The larger tech companies, who’ve got more money in their pockets, are plucking people out of these smaller tech companies and doubling their salaries. Well, what are these smaller tech companies supposed to do to compete with that?

Cassandra Faurote
Cassandra Faurote, founder and CEO, Total Reward Solutions
Amy Garro

We’re seeing some retention bonuses, too, so if employers have really key people that they don’t want to lose, then they’re basically paying them to keep their buns in the seat, if you will.

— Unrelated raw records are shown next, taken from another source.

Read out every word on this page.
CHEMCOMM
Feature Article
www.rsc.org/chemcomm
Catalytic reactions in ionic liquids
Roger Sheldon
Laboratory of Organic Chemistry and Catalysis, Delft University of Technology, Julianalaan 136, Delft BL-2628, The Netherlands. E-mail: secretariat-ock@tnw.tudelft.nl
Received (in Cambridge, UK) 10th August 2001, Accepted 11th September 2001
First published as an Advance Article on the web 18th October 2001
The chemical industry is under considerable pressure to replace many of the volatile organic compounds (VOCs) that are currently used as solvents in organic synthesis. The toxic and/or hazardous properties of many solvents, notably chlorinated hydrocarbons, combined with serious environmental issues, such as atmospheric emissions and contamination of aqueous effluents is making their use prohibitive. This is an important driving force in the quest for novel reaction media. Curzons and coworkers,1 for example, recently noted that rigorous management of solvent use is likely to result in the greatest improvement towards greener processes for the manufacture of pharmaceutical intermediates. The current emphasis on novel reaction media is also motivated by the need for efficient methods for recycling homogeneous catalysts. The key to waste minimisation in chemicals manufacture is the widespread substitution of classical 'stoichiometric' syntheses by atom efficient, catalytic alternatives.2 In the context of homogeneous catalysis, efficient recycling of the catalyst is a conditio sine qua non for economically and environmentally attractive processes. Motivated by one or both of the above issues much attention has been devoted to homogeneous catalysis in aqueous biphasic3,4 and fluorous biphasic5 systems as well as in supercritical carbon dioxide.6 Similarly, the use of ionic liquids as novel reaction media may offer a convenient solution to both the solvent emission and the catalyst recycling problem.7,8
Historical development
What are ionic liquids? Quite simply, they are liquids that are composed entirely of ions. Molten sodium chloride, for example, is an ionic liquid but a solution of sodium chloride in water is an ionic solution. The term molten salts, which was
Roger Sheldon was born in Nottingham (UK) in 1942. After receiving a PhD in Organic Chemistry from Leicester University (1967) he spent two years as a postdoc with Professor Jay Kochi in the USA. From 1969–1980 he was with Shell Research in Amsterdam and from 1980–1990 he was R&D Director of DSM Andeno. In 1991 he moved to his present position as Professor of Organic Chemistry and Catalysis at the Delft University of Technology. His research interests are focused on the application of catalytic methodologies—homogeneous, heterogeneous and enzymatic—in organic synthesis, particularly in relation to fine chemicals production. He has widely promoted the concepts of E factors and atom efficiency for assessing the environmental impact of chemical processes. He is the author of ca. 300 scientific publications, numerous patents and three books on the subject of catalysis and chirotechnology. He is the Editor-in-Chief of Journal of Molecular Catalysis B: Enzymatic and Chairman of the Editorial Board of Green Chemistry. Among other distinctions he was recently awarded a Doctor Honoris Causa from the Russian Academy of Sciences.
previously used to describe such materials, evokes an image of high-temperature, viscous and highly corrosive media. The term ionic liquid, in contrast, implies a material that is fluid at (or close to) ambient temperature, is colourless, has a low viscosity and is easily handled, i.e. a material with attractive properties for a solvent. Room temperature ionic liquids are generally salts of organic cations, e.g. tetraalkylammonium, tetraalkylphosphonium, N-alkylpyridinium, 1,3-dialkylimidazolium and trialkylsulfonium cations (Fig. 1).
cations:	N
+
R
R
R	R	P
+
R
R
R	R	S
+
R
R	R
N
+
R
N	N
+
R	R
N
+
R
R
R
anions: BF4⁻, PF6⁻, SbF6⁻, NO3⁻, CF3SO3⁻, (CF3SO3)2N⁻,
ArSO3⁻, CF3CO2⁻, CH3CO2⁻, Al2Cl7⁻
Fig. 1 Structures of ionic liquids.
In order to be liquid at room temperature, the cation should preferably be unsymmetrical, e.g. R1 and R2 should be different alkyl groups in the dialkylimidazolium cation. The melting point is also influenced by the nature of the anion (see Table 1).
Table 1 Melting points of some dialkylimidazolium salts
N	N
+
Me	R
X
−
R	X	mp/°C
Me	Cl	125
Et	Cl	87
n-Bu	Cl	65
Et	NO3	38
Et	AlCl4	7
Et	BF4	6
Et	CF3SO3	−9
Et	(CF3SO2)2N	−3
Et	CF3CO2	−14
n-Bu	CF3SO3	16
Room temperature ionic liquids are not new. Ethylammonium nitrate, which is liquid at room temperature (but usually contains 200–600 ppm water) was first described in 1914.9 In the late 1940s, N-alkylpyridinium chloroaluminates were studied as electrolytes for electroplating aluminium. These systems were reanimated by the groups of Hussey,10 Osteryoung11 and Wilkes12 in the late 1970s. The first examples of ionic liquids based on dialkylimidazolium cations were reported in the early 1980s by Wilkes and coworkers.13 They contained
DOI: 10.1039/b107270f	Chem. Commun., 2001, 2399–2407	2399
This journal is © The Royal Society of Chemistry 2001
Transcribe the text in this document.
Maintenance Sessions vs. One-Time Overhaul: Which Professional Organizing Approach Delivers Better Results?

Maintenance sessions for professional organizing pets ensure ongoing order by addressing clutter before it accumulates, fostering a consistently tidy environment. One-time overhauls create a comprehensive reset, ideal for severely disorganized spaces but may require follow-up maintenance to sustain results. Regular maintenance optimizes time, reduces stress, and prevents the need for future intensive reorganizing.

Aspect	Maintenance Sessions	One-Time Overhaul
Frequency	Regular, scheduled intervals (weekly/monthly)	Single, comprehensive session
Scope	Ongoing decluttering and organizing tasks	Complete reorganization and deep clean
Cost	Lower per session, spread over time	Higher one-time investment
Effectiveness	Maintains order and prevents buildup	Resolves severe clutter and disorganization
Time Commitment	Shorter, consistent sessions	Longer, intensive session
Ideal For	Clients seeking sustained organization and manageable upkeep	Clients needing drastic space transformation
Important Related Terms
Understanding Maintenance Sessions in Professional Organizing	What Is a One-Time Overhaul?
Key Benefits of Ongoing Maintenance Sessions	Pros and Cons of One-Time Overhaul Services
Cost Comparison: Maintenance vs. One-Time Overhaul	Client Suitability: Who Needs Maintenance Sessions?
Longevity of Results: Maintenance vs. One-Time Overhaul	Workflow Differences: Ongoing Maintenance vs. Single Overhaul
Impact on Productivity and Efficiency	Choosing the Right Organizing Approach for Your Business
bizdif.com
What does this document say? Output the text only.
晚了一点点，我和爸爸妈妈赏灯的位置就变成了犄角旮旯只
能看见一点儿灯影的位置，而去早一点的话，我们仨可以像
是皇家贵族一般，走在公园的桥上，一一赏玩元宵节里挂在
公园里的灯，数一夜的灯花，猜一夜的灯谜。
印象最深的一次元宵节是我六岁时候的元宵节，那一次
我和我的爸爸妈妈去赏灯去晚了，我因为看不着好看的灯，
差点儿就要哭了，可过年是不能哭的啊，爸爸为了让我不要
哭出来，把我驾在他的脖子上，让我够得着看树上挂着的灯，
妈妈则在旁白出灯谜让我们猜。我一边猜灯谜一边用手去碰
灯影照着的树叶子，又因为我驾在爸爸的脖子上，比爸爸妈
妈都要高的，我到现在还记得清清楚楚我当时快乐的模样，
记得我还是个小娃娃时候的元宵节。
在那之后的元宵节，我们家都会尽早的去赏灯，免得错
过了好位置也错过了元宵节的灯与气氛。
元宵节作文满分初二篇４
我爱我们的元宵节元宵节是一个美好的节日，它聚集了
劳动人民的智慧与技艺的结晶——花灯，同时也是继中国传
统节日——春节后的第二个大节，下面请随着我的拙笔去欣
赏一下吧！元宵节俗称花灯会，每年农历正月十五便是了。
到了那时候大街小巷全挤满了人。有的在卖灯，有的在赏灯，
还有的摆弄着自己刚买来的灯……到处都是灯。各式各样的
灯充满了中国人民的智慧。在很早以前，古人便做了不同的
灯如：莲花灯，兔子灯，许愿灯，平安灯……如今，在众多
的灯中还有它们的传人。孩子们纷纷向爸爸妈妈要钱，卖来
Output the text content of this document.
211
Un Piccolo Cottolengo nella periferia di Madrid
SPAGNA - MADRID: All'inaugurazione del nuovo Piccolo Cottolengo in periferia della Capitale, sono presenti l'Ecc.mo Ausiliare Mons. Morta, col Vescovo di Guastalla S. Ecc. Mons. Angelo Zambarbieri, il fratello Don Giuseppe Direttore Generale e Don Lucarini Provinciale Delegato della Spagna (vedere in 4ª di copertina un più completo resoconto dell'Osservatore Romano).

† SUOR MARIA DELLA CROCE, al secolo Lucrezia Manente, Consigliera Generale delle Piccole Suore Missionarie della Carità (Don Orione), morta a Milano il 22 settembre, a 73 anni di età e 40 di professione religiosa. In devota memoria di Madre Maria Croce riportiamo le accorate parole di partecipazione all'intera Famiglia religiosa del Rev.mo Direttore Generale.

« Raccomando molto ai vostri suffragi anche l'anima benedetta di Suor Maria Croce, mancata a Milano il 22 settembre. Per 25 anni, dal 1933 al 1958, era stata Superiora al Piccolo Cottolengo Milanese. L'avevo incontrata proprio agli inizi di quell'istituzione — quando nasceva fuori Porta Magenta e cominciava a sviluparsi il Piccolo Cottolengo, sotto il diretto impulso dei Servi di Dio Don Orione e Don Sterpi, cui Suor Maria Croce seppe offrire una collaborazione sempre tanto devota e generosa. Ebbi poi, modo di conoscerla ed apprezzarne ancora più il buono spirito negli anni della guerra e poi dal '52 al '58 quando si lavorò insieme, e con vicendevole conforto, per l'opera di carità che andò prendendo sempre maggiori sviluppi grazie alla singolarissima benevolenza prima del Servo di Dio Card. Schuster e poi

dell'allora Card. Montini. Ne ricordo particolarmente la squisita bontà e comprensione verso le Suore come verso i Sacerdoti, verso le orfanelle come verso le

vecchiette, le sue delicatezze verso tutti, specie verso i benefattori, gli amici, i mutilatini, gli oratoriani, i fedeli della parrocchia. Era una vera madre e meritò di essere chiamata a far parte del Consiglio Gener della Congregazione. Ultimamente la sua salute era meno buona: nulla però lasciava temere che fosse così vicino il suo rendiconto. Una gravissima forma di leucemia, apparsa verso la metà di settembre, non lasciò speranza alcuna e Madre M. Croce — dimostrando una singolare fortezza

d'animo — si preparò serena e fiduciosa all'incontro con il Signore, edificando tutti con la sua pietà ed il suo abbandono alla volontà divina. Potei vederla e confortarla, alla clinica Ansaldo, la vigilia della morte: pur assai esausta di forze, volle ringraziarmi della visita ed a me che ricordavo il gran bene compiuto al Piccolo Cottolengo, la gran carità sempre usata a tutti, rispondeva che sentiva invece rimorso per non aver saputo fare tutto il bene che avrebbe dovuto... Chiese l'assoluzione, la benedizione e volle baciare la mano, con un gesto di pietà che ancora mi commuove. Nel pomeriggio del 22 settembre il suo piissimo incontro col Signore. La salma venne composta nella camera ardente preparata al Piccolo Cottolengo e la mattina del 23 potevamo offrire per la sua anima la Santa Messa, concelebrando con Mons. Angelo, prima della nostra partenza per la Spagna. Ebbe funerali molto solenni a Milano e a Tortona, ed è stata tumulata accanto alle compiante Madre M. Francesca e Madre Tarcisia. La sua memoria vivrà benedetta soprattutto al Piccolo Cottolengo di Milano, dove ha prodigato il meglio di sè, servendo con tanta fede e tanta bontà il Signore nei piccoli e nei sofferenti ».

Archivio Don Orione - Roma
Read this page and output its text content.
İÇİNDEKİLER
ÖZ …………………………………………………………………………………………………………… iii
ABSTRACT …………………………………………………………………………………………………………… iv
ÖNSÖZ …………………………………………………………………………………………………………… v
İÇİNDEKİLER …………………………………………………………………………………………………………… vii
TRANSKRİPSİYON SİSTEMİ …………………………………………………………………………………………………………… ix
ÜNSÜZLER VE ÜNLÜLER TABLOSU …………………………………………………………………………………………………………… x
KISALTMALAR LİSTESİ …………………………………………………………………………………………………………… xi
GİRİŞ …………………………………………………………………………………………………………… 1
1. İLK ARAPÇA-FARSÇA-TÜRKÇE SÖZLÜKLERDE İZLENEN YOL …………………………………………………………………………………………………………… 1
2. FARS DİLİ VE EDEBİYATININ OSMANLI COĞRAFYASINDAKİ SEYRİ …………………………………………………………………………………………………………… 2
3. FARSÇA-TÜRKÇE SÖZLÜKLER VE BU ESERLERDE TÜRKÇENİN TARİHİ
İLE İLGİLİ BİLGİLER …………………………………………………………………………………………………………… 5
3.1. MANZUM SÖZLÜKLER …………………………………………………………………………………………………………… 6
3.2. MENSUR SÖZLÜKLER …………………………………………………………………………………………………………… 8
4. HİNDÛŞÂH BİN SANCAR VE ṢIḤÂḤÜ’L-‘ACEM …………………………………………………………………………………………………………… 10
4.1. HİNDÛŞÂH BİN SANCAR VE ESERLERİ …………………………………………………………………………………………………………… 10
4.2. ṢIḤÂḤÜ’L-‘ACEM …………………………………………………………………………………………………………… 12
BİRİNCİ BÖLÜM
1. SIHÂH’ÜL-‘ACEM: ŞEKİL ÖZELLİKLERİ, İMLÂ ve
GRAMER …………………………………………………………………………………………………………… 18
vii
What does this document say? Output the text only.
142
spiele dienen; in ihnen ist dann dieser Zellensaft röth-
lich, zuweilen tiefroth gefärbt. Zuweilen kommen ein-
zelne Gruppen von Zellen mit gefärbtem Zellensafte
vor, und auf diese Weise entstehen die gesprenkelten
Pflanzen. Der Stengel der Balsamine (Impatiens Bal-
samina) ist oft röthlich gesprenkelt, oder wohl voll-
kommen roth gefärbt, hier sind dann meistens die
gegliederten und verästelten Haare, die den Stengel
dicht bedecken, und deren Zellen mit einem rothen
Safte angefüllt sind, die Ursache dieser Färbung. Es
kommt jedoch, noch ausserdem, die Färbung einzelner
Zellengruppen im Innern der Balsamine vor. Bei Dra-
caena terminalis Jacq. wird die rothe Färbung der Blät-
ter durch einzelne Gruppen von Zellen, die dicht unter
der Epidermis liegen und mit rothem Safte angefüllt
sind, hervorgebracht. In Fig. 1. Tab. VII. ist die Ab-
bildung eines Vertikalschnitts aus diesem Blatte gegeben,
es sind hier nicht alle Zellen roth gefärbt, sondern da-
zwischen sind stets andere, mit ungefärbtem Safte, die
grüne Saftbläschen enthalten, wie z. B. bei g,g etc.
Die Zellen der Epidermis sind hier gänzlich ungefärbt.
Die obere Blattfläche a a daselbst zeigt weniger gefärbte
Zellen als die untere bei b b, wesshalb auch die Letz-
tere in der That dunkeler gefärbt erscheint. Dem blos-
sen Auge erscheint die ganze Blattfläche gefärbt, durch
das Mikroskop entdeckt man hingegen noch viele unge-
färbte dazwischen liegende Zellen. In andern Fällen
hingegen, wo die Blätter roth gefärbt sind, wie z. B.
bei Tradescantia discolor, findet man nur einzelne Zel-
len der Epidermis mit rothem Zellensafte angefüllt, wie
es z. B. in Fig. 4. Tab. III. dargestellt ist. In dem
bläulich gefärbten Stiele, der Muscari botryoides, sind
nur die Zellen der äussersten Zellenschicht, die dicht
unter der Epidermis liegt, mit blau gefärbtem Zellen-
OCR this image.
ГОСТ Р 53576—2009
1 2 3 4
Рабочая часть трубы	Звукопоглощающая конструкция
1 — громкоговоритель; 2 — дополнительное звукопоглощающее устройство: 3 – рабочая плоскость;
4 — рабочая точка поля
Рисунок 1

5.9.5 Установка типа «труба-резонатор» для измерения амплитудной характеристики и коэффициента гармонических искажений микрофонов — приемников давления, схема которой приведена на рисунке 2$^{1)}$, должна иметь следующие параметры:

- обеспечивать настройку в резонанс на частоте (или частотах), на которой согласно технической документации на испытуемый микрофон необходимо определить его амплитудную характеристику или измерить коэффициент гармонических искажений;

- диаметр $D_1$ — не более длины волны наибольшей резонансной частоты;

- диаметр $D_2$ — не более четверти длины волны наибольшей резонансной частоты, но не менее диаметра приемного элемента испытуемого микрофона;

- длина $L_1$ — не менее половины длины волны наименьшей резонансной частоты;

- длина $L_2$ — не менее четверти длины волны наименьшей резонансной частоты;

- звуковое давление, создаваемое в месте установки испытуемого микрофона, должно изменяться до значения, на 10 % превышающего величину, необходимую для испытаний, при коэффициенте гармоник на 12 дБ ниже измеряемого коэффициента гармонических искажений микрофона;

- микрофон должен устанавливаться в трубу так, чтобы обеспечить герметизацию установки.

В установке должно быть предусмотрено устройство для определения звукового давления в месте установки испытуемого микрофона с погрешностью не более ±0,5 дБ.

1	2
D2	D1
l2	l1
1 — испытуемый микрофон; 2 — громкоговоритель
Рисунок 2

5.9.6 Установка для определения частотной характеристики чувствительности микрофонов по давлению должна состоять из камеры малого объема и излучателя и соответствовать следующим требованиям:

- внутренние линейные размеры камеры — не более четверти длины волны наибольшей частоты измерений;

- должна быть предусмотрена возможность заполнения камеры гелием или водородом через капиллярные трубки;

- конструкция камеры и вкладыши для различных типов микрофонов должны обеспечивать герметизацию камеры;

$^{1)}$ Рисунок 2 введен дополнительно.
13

The other thing we’re seeing that we haven’t seen for a long time is: It used to be if you went out and got another offer somewhere else, it was kind of like, “Good riddance.” Not now, because [employers] are realizing it costs them one-and-a-half to two times more to replace an employee. They’re giving out all these salary increases right and left not to lose people because they know how hard it is to get people in the door.

How can employers make sure their employees aren’t lured away by other companies?

Employee appreciation is really big right now — just making sure employees understand that you really do value and appreciate them. Sometimes that comes through simple notes, to letting them work on the kind of projects they want to work on.

We also see employers doing “stay” interviews … just having that honest conversation like, “Hey, how’s it going? What’s working? What’s not working? Do you think you’re going to be here in a year? Do you think you’re going to be here in three years? And without retaliation — you just have to have those open, honest conversations to gather that information.

And then, there’s what I call “meeting people where they are,” and understanding that people do have lives. Things happen and you’ve got to be flexible. Sometimes that means being flexible for more than two days.

But I’ve heard employees say before when employers have really taken care of them when they’ve had a tough time at home with some family situation or whatever, those are the ones that are more committed to that organization.